Single by The Blackeyed Susans

from the album Mouth to Mouth
- Released: June 1995
- Recorded: Autumn 1995 Fortissimo Sound Studios South Melbourne
- Genre: Rock, folk rock
- Length: 15:06
- Label: Hi Gloss Records/MDS
- Songwriter: Phil Kakulas / Rob Snarski
- Producers: Phil Kakulas (with the assistance of Rob Snarski Victor Van Vugt Andy Parsons Tony Cohen)

The Blackeyed Susans singles chronology
| "This One Eats Souls" (1994) | "Let's Live" (1995) | "Mary Mac" (1996) |

= Let's Live =

"Let's Live" is a single by The Blackeyed Susans, released in June 1995. It was the first single taken from the band's third studio album, Mouth to Mouth. It included several bonus tracks which were not available on the album, the most notable of which was a Suicide-styled re-working of the Bruce Springsteen track "State Trooper".

In Ned Raggett's (Allmusic) review he felt "The late-night-in-the-club feeling of "Let's Live" benefits from the sometimes campy string performance." In David Landgren's review he states ""Let's Live" is a slower number, replete with violins and cello, and I think it is this track that makes you realise that Blackeyed Susans are not just clones of what the aforementioned bands (Died Pretty and The Cruel Sea), but are very clearly tracing out their own path."
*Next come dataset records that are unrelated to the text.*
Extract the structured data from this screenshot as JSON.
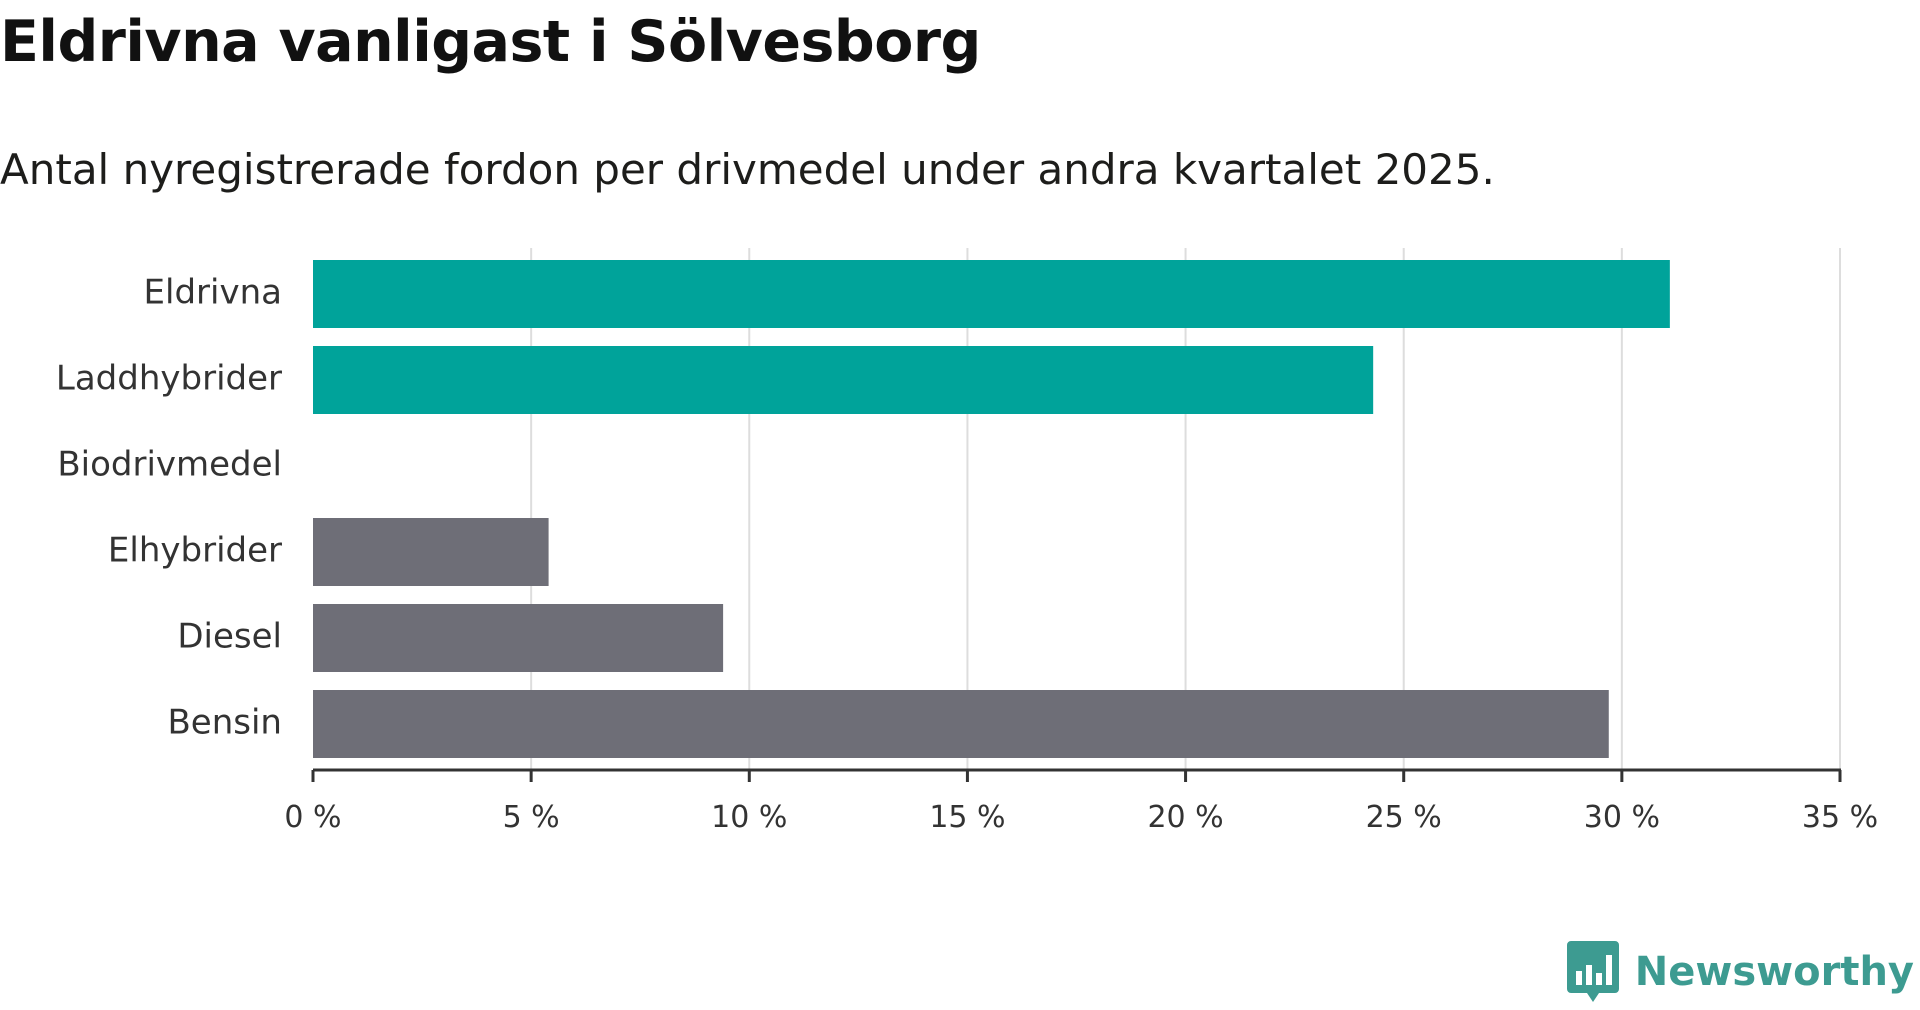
{
  "title": "Eldrivna vanligast i Sölvesborg",
  "subtitle": "Antal nyregistrerade fordon per drivmedel under andra kvartalet 2025.",
  "brand": {
    "name": "Newsworthy",
    "logo_icon": "bar-chart-speech-bubble-icon",
    "color": "#3d9b91"
  },
  "colors": {
    "highlight": "#00a39a",
    "other": "#6e6e77",
    "grid": "#dddddd",
    "axis": "#333333"
  },
  "chart_data": {
    "type": "bar",
    "orientation": "horizontal",
    "title": "Eldrivna vanligast i Sölvesborg",
    "subtitle": "Antal nyregistrerade fordon per drivmedel under andra kvartalet 2025.",
    "xlabel": "",
    "ylabel": "",
    "categories": [
      "Eldrivna",
      "Laddhybrider",
      "Biodrivmedel",
      "Elhybrider",
      "Diesel",
      "Bensin"
    ],
    "values": [
      31.1,
      24.3,
      0,
      5.4,
      9.4,
      29.7
    ],
    "bar_colors": [
      "#00a39a",
      "#00a39a",
      "#6e6e77",
      "#6e6e77",
      "#6e6e77",
      "#6e6e77"
    ],
    "xlim": [
      0,
      35
    ],
    "x_ticks": [
      0,
      5,
      10,
      15,
      20,
      25,
      30,
      35
    ],
    "x_tick_labels": [
      "0 %",
      "5 %",
      "10 %",
      "15 %",
      "20 %",
      "25 %",
      "30 %",
      "35 %"
    ],
    "unit": "%",
    "grid": "vertical",
    "legend": "none"
  }
}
The song was featured in the second season of the Australian television drama series, Secret Life of Us.

==Track listing==

Let's Live
| No. | Title | Writer(s) | Length |
|---|---|---|---|
| 1. | "Let's Live" | Phil Kakulas, Rob Snarski | 4:08 |
| 2. | "State Trooper" | Bruce Springsteen | 4:14 |
| 3. | "Moody River" | Gary Bruce | 3:20 |
| 4. | "You're My Flaw" | Phil Kakulas | 3:24 |

==Personnel==
===Tracks 1–3===
- Rob Snarski - vocals, guitars
- Phil Kakulas - double bass
- Kiernan Box - piano, organ
- Ashley Davies - drum kit on track 1
- Jen Anderson - violins on track 1
- Helen Mountfort - cello on track 1
- Mark C Halstead - backing vocals on track 1
- Kathryn Wemyss - string arrangement on track 1

===Track 4===
- Phil Kakulas
- Tim and Jon (the two blind boys of Bruce Street) - backing vocals

==Other credits==
1. Produced by Phil Kakulas, recorded by Victor van Vugt and Andy Parsons, mixed by Tony Cohen.
2. For Alan Vega & Martin Rev. Produced by Phil Kakulas, recorded and mixed by Andy Parsons.
3. Produced by the Blackeyed Susans, recorded by Andy Parsons, mixed by Tony Cohen.
4. Some LC "stranger music" returned with thanks. Performed and recorded by Phil Kakulas in a Stanmore bedroom, Sydney 1990. Vocal recorded by Julian Wu.